A veces sorprendo a
mis libros (de papel) inquietos frente al ordenador. Cuando me acerco a
ellos descubro ásperas sus páginas, un poco erizado su lomo y su portada más
lívida de lo normal. Al descubrirme disimulan, pero cuando rastreo el historial de mi
ordenador, compruebo que han estado escudriñando mi biblioteca virtual.
Debe ser extraño, para ellos, tan tridimensionales, toparse con sus gemelos
digitales, tan fríos, tan sin tinta en las venas.
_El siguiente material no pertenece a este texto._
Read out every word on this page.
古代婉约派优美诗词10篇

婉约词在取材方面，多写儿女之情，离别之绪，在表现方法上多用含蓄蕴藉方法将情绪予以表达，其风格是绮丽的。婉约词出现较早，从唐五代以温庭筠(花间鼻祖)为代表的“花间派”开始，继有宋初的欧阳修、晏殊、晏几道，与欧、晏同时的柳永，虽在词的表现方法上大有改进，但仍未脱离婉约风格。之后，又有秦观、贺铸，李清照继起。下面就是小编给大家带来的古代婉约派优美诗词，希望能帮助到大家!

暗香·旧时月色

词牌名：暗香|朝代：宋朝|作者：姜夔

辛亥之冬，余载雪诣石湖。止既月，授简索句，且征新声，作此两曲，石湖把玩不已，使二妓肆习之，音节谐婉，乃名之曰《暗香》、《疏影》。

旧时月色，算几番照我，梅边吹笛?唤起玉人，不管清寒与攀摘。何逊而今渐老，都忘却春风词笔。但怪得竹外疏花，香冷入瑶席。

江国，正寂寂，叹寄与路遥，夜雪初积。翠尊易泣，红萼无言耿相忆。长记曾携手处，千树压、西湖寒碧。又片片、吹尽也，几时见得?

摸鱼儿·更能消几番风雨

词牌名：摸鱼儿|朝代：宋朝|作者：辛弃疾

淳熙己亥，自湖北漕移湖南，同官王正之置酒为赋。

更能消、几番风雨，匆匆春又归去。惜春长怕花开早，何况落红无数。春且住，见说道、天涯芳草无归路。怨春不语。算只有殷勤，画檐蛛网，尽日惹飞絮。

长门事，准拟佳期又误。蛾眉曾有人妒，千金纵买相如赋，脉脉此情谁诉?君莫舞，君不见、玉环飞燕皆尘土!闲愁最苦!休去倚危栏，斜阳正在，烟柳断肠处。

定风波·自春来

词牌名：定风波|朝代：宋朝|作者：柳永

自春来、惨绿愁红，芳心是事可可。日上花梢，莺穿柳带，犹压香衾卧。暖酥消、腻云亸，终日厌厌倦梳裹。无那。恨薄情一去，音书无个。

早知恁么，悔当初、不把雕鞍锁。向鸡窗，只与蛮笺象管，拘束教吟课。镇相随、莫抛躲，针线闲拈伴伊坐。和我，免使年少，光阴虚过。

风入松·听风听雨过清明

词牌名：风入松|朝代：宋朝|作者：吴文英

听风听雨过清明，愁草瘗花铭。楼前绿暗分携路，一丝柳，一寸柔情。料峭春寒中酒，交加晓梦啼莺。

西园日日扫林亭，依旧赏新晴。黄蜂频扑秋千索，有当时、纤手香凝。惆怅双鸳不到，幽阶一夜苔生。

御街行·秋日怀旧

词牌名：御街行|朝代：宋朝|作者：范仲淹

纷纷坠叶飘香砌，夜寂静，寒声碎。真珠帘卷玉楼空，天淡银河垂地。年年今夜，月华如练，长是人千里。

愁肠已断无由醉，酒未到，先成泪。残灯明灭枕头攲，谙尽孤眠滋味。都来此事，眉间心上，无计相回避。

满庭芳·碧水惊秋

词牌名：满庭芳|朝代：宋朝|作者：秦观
Deben sentirse víctimas de una extraña conspiración que amenaza su existencia, algo parecido a una invasión de los ladrones de letras, y como en la película clásica de Hollywood, tal vez tengan pesadillas acerca de una misteriosa plaga llegada de no se sabe dónde, que empieza a mostrarse a través de ciertos fenómenos inquietantes en las viviendas vecinas, hasta que una mañana, en su propio hogar, comprueban que alguien está sustituyendo a sus propios congéneres por réplicas exactas, milimétricamente copiadas, pero que carecen de ese algo intangible que nos hace ser especiales y únicos.
Supongo que el clímax de
la pesadilla de mis pobres, atribulados libros de papel, es despertarse un día, y comprobar que no
están, como siempre, alineados en las deslavazadas estanterías de mi sobrecargada
biblioteca, sino confinados en no sé qué cubículo digital, de vaya usted a
saber qué nube virtual, localizada en un rincón remoto del infinito limbo de
las nuevas tecnologías y que, víctimas de una transfusión de tinta
electrónica, su horizonte binario es acompañar al resto de volúmenes que
atesoran el compendio del saber humano en tales celdas, estrechas y
asépticas.
Pobres. No saben, mis atemorizados libros, que los
impostores que moran en los misteriosos discos duros, al carecer de entidad
física, jamás podrán lograr el tacto y cierto carácter sensitivo que también
forma parte del placer de la lectura.